Évisa est une commune française située dans la circonscription départementale de la Corse-du-Sud et le territoire de la collectivité de Corse. Elle appartient à l'ancienne piève de Sevidentro dont elle était le chef-lieu, dans les Deux-Sevi.

Géographie

Situation

Évisa est une commune de montagne corse, dans la microrégion du Sevi in Dentro dont elle est historiquement le chef-lieu, dans l'est du Sevi. C'était une communauté de l'ancienne pieve de Sevenentro, dans l'ancien diocèse de Sagone et l'ancienne juridiction de Vico. La commune est adhérente au parc naturel régional de Corse, dans son « territoire de vie » appelé Dui Sevi[1].

Communes limitrophes

Géologie et relief

Les gorges de Spelonca

Évisa fait partie du « Delà des Monts », ou Corse occidentale ancienne, constituée pour l'essentiel de roches granitiques, par opposition au « Deçà des Monts » ou « Corse schisteuse » au nord-est[Note 1]. Ici, le socle constitué de granites alcalins, a été profondément entaillé par la rivière de Porto, qui en amont, a creusé des gorges vertigineuses (gorges de Spelunca). Les roches granitiques du substrat donnent la série des sols bruns acides, bruns méditerranéens et lithosols. Les sols sont dans l’ensemble peu ou moyennement profonds.

Son territoire s'étale sur les flancs occidentaux de la chaîne principale de l'île, orientée ici dans un axe nord-sud, entre :

  • au nord, un chaînon secondaire partant du cap Senino s'articulant sur la dorsale, à Capu a e Ghiargole (2 105 mètres), culmen communal « à cheval » à la fois sur Manso, Albertacce et Évisa ;
  • au sud, par une arête de montagne partant de Capu a Rughia (1 712 mètres), déclinant vers les gorges de Spelunca et comportant les sommets Capu di Melu (1 559 mètres), Capu Suariccione (ou Turnatoghiu) (1 439 mètres) et Capu d'Orzu (906 mètres).

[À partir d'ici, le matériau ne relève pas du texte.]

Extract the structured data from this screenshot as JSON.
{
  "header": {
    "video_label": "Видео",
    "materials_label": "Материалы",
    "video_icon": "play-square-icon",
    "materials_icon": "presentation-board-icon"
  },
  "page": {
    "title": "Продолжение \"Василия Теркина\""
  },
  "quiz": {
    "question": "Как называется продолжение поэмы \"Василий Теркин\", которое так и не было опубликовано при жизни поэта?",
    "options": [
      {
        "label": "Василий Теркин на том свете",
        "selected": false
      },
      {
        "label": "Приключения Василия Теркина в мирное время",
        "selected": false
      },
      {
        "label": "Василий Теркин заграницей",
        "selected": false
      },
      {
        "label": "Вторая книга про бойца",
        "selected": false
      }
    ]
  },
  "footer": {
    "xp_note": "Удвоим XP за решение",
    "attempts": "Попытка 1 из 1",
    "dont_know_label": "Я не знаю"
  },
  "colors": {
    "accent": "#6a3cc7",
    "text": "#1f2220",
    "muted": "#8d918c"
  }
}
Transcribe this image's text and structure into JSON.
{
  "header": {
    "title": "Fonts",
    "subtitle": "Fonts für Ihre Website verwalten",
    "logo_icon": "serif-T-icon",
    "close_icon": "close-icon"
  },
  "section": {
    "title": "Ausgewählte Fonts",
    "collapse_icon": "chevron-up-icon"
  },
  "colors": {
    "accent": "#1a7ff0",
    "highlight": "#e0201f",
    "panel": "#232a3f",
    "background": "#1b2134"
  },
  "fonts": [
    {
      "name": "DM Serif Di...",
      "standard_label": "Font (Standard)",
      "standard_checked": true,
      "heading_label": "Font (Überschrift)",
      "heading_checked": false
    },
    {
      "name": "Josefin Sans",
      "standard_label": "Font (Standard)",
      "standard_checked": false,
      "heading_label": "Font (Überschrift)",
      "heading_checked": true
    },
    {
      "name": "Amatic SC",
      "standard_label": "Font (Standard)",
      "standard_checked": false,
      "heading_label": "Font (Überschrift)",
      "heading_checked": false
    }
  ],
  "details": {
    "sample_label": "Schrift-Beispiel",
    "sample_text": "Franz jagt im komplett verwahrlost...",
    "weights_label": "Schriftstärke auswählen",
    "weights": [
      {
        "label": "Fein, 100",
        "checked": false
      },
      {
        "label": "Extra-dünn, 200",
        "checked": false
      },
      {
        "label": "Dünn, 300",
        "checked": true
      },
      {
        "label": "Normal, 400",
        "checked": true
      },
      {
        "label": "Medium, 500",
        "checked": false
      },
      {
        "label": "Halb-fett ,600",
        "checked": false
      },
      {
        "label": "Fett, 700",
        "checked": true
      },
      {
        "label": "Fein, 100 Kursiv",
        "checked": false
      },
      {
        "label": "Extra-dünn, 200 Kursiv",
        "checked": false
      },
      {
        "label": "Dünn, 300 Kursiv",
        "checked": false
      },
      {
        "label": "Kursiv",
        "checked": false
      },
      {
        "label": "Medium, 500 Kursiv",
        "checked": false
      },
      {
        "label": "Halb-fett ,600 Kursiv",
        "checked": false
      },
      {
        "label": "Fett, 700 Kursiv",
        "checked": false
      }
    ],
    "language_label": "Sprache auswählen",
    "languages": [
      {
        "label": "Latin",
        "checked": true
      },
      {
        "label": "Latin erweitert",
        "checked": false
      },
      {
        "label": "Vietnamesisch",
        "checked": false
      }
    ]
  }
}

Entre les deux, se dresse un petit chaînon accroché à la Pointe de Cricche (2 053 mètres) sur la chaîne principale peu au nord-ouest du col de Vergio, puis déclinant jusqu'aux gorges de Spelunca. Ce chaînon comporte les sommets Capu a Cuculla (2 048 mètres), Capu a u Frassellu (1 517 mètres), Capu Rustici (1 331 mètres), Capu di e Querce (1 170 mètres) e Capu Rosso (641 mètres). Il sépare la commune en deux secteurs :

  • le secteur septentrional qui représente la majeure partie du bassin versant du ruisseau de Lonca[2], affluent de la rivière de Porto ;
  • le secteur méridional qui représente le bassin versant du ruisseau d'Aïtone et la partie haute, à l'ubac, de la vallée du ruisseau de Tavulella où est construit le village d'Évisa (829 mètres d'altitude).

Hydrographie et les eaux souterraines

Piscines naturelles d'Aïtone

Évisa possède un réseau hydrographique très dense[3]. La rivière de Porto (ou ruisseau de Tavulella[4] jusqu'à sa jonction avec le ruisseau de Lonca) est le principal cours d'eau communal. Une grande partie de son cours sépare au sud la commune d'Évisa des communes de Marignana et de Cristinacce.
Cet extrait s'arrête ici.